For 18 years I helped lead the U.S. Centers for Disease Control and Prevention’s (CDC) efforts to address one of the costliest and most damaging health epidemics facing our nation: child obesity. One of our key roles at CDC was to rigorously review scientific evidence to develop guidelines on the most effective practices communities could implement to prevent obesity. From my perspective at the nation’s leading public health agency, the one organization that was doing the most to help communities implement effective obesity prevention practices was the Alliance for a Healthier Generation.
That’s why I took the CEO position at the Alliance in May. This amazing organization was founded by the Clinton Foundation, in partnership with the American Heart Association, in 2005. And its remarkable achievements to date reflect the visionary leadership and scientific integrity of its founders.
Reversing childhood obesity is one of the greatest public health causes of our time. The rates of obesity and overweight among young people in the U.S. have tripled over the past generation. Obesity, and the physical inactivity and poor dietary habits that contribute so greatly to it, are associated with many of the leading causes of death, illness, and rising health care costs. A growing body of scientific evidence has documented the deleterious effects that poor health choices have on academic achievement. And, as a growing chorus of retired generals and admirals have warned, the obesity epidemic threatens our national security by dramatically reducing the number of young people who are fit to serve in the armed forces.
The Alliance for a Healthier Generation was one of the first national organizations formed to reverse the obesity epidemic, and it is one of the few that has demonstrated through rigorous evaluations powerful impact on children’s health. We work with schools, afterschool programs, companies, health care professionals, and families to transform the conditions and systems that lead to healthier children.
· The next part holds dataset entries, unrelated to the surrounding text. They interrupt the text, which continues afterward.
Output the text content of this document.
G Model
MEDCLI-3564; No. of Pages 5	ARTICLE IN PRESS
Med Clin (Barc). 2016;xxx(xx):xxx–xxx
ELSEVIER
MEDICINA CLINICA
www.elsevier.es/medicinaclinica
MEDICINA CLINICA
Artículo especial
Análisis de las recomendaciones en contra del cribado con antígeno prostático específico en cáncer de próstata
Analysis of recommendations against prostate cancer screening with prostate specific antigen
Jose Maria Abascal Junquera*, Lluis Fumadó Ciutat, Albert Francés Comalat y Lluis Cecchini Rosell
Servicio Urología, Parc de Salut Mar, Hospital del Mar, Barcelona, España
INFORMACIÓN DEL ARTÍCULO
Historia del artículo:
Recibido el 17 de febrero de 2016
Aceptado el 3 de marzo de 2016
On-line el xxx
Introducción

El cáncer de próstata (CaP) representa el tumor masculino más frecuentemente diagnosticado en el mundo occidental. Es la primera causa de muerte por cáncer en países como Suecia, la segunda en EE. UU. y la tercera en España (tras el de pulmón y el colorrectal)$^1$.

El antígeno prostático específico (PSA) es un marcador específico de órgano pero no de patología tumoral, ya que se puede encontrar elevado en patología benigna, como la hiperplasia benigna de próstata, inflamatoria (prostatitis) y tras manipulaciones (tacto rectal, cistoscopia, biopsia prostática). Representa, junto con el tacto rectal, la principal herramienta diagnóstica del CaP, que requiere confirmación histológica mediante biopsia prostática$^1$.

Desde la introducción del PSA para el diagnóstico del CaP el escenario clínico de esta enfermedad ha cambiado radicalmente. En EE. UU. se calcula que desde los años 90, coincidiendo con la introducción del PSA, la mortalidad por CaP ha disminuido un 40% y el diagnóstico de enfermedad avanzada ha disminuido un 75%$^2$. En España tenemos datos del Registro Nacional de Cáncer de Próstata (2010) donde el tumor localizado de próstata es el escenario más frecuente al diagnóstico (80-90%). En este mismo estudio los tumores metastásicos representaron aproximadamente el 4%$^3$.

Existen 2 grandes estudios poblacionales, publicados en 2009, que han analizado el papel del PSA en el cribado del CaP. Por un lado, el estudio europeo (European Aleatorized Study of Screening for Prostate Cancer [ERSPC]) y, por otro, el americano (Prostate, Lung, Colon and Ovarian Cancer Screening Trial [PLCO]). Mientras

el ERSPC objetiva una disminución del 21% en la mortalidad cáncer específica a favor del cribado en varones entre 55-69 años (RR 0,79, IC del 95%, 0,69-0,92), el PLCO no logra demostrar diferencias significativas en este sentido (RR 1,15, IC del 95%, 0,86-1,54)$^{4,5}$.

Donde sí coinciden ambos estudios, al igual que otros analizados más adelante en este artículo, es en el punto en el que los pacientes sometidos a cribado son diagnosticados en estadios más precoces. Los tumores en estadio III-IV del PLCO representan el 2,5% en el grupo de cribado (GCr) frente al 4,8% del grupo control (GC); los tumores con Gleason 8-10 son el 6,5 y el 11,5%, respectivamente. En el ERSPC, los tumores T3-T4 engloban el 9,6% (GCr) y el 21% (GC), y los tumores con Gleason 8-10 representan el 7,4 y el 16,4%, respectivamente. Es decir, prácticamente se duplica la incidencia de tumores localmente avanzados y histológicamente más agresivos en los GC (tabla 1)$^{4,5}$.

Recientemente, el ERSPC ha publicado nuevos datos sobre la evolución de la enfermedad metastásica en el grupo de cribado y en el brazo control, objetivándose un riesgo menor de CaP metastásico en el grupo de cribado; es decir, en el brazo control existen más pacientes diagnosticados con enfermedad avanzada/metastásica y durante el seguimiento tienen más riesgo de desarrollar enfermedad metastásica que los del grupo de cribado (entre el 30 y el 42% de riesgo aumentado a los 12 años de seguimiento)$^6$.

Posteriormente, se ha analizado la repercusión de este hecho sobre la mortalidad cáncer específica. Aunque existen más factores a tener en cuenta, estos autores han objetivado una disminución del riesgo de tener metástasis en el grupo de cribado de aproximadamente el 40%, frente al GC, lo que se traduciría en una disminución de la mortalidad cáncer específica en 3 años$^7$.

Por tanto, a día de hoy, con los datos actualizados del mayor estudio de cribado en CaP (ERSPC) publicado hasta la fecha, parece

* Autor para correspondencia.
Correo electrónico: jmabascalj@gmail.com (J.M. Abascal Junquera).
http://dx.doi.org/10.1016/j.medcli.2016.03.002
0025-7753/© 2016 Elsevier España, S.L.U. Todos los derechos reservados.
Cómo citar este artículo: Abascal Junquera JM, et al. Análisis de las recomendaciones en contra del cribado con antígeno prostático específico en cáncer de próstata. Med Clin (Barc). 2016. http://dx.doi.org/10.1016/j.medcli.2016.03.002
This holistic approach, combined with an intensive focus on creating systemic change, helps explain why the Alliance is making a difference.
We are starting to see some progress, as child obesity rates finally have started to stabilize across the nation.
Systemic change doesn’t happen overnight, though. It’s taken us a long time to get into the mess that we have with childhood obesity, and it will take us a long time to get out of this hole. We are starting to see some progress, though, as child obesity rates finally have started to stabilize across the nation.
We have even seen some small declines in obesity rates among low-income preschoolers. A recent Vital Signs report from CDC reported such decreases in 18 states with most of the other states showing a steady leveling off in obesity rates among low-income young children. This encouraging trend shows that our obesity prevention efforts are starting to pay off, but we are still far from reversing the epidemic.
There’s a lot of work left for the 115 extraordinary individuals who comprise the staff of the Alliance. It is work to which we are passionately committed, because we love our children and we know that improving their health is critical to the future of our nation.